Remixing mengacu pada pengalaman-pengalaman yang melibatkan
perampasan objek atau komponen objek untuk digunakan pada objek lain atau
untuk tujuan lain. Objek bisa berbentuk digital, nyata, atau bahkan konseptual.
Pengalaman-pengalaman ini mencerminkan pengalaman CT yang berbeda
namun tumpang tindih yang semuanya diusulkan agar siswa dapat merasakan
CT sepenuhnya. Dalam beberapa kasus, khususnya bagi pemula dan
bergantung pada konsep yang sedang dieksplorasi, pendekatan berurutan
terhadap pengalaman ini mungkin bisa membantu.
* Donna Kotsopoulos
dkotsopo@wlu.ca
1
Fakultas Pendidikan dan Fakultas Sains (Departemen Matematika), Wilfrid Laurier
University, 75 University Avenue, Waterloo, ON N2L 3C5, Kanada
2
Fakultas Pendidikan, Universitas Barat/Dewan Sekolah Distrik Thames Valley,
London, ON, Kanada
3
Fakultas Pendidikan, Universitas Brock, St. Catharines, ON, Kanada
4
Fakultas Pendidikan, Western University, London, ON, Kanada
5
Departemen Ilmu Komputer, Universitas Calgary, Calgary, AB,
Kanada6Dewan Sekolah Distrik Katolik Waterloo, Waterloo, ON, Kanada
7
Departemen Ilmu Komputer, Western University, London, ON, Kanada
Fokus saat ini pada CT dapat dipandang sebagai fokus baru. Sejarah asal
usul anak-anak yang berpartisipasi dalam CT dapat ditelusuri lebih dari tiga
puluh tahun yang lalu hingga karya visioner mendiang Seymour Papert yang
mengembangkan perangkat lunak LOGO untuk memungkinkan anak-anak
terlibat dalam pemrograman komputer (Papert1980). Patut direnungkan
mengapa karya perintis Papert tidak bertahan lama atau diadopsi secara luas
pada saat itu (Pierce2013). Sederhananya, teknologi telah berkembang ke
tingkat di mana terdapat ketergantungan atau interaksi sehari-hari yang tidak
dapat dihindari bagi kebanyakan orang. Seperti yang diusulkan oleh salah satu
artikel online dalam judulnya Bmasa depan akan dibangun oleh mereka yang
tahu cara membuat kode^ (SITRA2014). Selain itu, banyak bahasa
pemrograman yang disederhanakan, memanfaatkan komponen klik dan bangun
berbasis blok, telah membuat partisipasi dalam CT dan pengkodean jauh lebih
mudah diakses. Kenyataan inilah yang menunjukkan bahwa fokus baru pada
pengkodean akan bertahan lama dan akan semakin menjadikan CT dimasukkan
dalam kebijakan pendidikan melalui kurikulum wajib. Akibatnya, tidak
memasukkan coding untuk semua anak berpotensi melemahkan terbatasnya
partisipasi dalam pembangunan masa depan (Kafai2015).

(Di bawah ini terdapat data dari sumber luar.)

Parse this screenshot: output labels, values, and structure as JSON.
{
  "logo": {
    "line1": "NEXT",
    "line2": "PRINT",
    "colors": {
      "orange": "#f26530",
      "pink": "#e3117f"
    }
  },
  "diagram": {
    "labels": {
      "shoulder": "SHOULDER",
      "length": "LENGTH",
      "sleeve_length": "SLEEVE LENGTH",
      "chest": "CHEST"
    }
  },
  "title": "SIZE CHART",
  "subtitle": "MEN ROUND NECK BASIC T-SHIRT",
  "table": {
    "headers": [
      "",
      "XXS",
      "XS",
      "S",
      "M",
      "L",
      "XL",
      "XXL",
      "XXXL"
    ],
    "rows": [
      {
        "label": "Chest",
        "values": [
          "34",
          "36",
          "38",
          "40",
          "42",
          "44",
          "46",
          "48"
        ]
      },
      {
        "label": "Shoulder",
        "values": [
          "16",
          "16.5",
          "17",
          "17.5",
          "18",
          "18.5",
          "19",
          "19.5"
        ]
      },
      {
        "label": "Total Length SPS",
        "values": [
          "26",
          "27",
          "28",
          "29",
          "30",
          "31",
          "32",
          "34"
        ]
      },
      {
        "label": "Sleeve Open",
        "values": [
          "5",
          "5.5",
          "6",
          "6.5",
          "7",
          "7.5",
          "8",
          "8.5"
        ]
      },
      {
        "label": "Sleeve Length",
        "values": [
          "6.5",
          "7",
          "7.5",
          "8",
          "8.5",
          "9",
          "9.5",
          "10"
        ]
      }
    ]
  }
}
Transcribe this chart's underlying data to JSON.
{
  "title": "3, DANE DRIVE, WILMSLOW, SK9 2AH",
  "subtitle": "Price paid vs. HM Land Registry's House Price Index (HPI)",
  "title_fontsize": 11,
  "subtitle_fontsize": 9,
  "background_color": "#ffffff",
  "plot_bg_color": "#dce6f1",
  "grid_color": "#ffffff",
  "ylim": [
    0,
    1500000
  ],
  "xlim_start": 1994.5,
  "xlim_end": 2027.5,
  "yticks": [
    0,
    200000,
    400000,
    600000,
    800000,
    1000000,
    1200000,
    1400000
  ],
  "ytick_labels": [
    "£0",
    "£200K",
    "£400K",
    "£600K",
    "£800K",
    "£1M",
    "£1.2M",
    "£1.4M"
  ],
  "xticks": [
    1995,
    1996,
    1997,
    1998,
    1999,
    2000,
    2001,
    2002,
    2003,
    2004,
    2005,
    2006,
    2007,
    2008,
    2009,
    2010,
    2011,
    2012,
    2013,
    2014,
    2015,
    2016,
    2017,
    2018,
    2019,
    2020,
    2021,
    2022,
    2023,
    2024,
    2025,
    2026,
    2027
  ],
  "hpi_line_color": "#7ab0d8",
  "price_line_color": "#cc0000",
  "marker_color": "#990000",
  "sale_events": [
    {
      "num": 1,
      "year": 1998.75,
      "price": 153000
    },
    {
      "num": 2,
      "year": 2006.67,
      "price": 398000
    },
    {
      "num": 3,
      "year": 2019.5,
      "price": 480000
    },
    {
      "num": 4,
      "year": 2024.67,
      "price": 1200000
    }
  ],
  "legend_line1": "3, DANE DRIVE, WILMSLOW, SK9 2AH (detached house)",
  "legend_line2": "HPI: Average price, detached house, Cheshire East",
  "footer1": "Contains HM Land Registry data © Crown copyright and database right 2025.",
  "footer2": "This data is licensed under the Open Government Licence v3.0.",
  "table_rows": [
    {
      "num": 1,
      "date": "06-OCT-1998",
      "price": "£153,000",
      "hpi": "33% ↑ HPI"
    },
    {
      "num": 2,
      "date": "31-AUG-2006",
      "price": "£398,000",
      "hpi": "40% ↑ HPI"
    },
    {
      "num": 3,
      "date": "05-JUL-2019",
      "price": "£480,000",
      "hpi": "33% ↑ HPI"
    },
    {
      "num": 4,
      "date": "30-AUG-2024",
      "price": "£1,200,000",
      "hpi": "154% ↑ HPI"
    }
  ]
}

Tujuan kami untuk makalah ini adalah untuk mengusulkan Kerangka
Pedagogis CT (CTPF), yang berakar pada konstruksionisme (Papert1980,1987;
Papert dan Harel1991) dan teori konstruktivisme sosial (Vygotsky1978). CTPF,
seperti yang kita pahami, mencakup empat pengalaman pedagogis: (1)
mencabut kabel, (2) mengutak-atik, (3) membuat, dan (4) mencampur ulang.

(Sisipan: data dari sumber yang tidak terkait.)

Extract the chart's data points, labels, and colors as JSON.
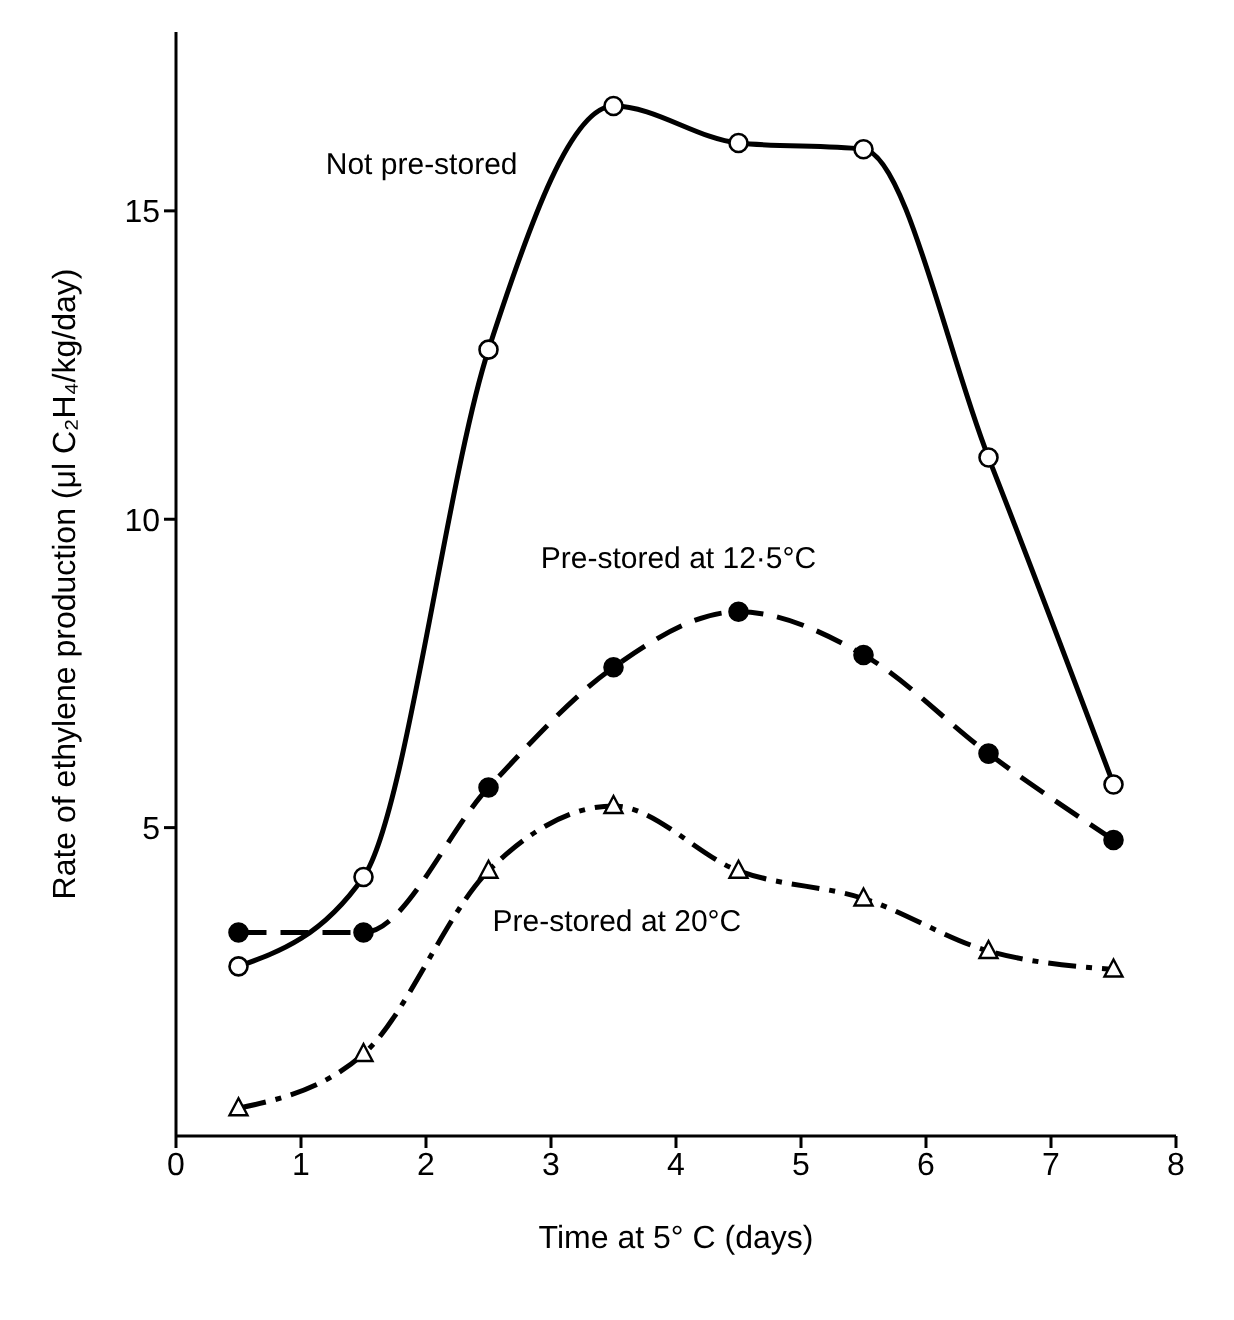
{
  "chart_data": {
    "type": "line",
    "xlabel": "Time at 5° C (days)",
    "ylabel": "Rate of ethylene production (μl C₂H₄/kg/day)",
    "x": [
      0.5,
      1.5,
      2.5,
      3.5,
      4.5,
      5.5,
      6.5,
      7.5
    ],
    "series": [
      {
        "name": "Not pre-stored",
        "color": "#000000",
        "marker": "circle",
        "line_style": "solid",
        "values": [
          2.75,
          4.2,
          12.75,
          16.7,
          16.1,
          16.0,
          11.0,
          5.7
        ]
      },
      {
        "name": "Pre-stored at 12·5°C",
        "color": "#000000",
        "marker": "circle",
        "line_style": "dashed",
        "values": [
          3.3,
          3.3,
          5.65,
          7.6,
          8.5,
          7.8,
          6.2,
          4.8
        ]
      },
      {
        "name": "Pre-stored at 20°C",
        "color": "#000000",
        "marker": "triangle",
        "line_style": "dashdot",
        "values": [
          0.45,
          1.33,
          4.3,
          5.35,
          4.3,
          3.85,
          3.0,
          2.7
        ]
      }
    ],
    "xlim": [
      0,
      8
    ],
    "xticks": [
      0,
      1,
      2,
      3,
      4,
      5,
      6,
      7,
      8
    ],
    "ylim": [
      0,
      17.9
    ],
    "yticks": [
      5,
      10,
      15
    ],
    "grid": false,
    "legend": false
  }
}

CTPF dikembangkan oleh penulis dan dengan dukungan dari akademisi lain
(lihat pengakuan) dalam kelompok kerja yang berfokus pada pedagogi CT pada
simposium tentang CT (Namukasa et al.2015). Selama kelompok kerja, empat
pengalaman diidentifikasi dalam literatur yang tersedia dan kemudian
dieksplorasi melalui kegiatan.
Kelompok kerja ini terdiri dari para pemula dan ahli (guru, mahasiswa
pascasarjana, dan peneliti) di CT. Inti dari diskusi dan eksplorasi kami adalah
pertanyaan-pertanyaan berikut: (1) Apakah pengalaman tertentu cocok untuk
pemula? (2) Apakah beberapa pengalaman lebih menuntut secara kognitif atau
teknologi? Dan (3) Bagaimana pengalaman-pengalaman ini berhubungan satu
sama lain? Penyempurnaan CTPK berlanjut setelah simposium melalui dialog
dan eksplorasi individu dengan masing-masing pengalaman dan kerangka kerja.

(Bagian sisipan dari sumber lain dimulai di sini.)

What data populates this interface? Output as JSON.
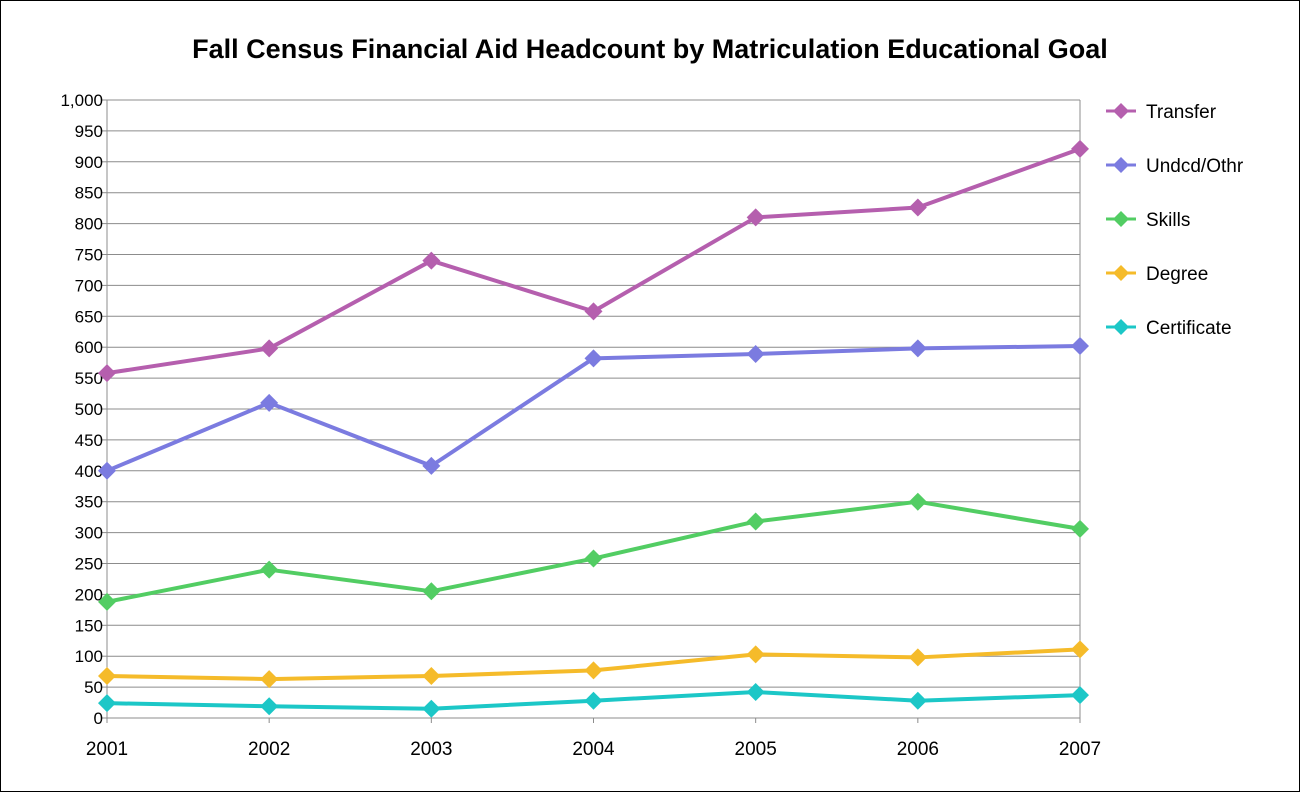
{
  "chart_data": {
    "type": "line",
    "title": "Fall Census Financial Aid Headcount by Matriculation Educational Goal",
    "xlabel": "",
    "ylabel": "",
    "categories": [
      "2001",
      "2002",
      "2003",
      "2004",
      "2005",
      "2006",
      "2007"
    ],
    "ylim": [
      0,
      1000
    ],
    "ytick_step": 50,
    "yticks": [
      "0",
      "50",
      "100",
      "150",
      "200",
      "250",
      "300",
      "350",
      "400",
      "450",
      "500",
      "550",
      "600",
      "650",
      "700",
      "750",
      "800",
      "850",
      "900",
      "950",
      "1,000"
    ],
    "grid": true,
    "legend_position": "right",
    "series": [
      {
        "name": "Transfer",
        "color": "#b55fae",
        "values": [
          558,
          598,
          740,
          658,
          810,
          826,
          921
        ]
      },
      {
        "name": "Undcd/Othr",
        "color": "#7b7be0",
        "values": [
          400,
          510,
          408,
          582,
          589,
          598,
          602
        ]
      },
      {
        "name": "Skills",
        "color": "#52cd63",
        "values": [
          188,
          240,
          205,
          258,
          318,
          350,
          306
        ]
      },
      {
        "name": "Degree",
        "color": "#f5bb2a",
        "values": [
          68,
          63,
          68,
          77,
          103,
          98,
          111
        ]
      },
      {
        "name": "Certificate",
        "color": "#1cc7c7",
        "values": [
          24,
          19,
          15,
          28,
          42,
          28,
          37
        ]
      }
    ]
  }
}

Bagi sebagian dari kita, eksplorasi terjadi pada tingkat individu. Bagi yang lain,
eksplorasi terjadi di lingkungan pra-layanan dan yang lain mengeksplorasi
pengalaman dalam konteks pengembangan profesional yang otentik. Banyak
dari kita mengeksplorasi pengalaman dan kerangka kerja dengan anak-anak di
kelas.
Eksplorasi lebih lanjut ini mengilhami revisi dalam urutan pengalaman,
klarifikasi peran penggunaan pengalaman secara berurutan, dan pertimbangan
ulang peran pengalaman unplugged. Misalnya, pemikiran awal kami tentang
CTPF menganggap pengalaman-pengalaman ini sebagai Bphases^ yang dapat
terjadi secara berurutan (yaitu, pertama mencabut kabel, lalu mengutak-atik, lalu
membuat, dan akhirnya membuat ulang). Dalam beberapa kasus, khususnya
bagi pemula dan bergantung pada konsep yang sedang dieksplorasi, hal ini
mungkin terjadi. Pengalaman tanpa kabel, seperti yang kami jelaskan secara
singkat, mungkin berguna sebelum pengalaman lainnya.
Konsekuensinya, CTPF yang diusulkan seharusnya mencerminkan
pengalaman CT yang berbeda namun tumpang tindih yang kami usulkan
diperlukan agar siswa dapat merasakan CT sepenuhnya. Kami menekankan
sebelumnya bahwa kerangka kerja yang kami usulkan dimaksudkan untuk
berkontribusi pada diskusi awal mengenai CT dan pedagogi. Kebutuhan akan
data empiris tentang kemanjuran kerangka kerja tersebut sangatlah diperlukan.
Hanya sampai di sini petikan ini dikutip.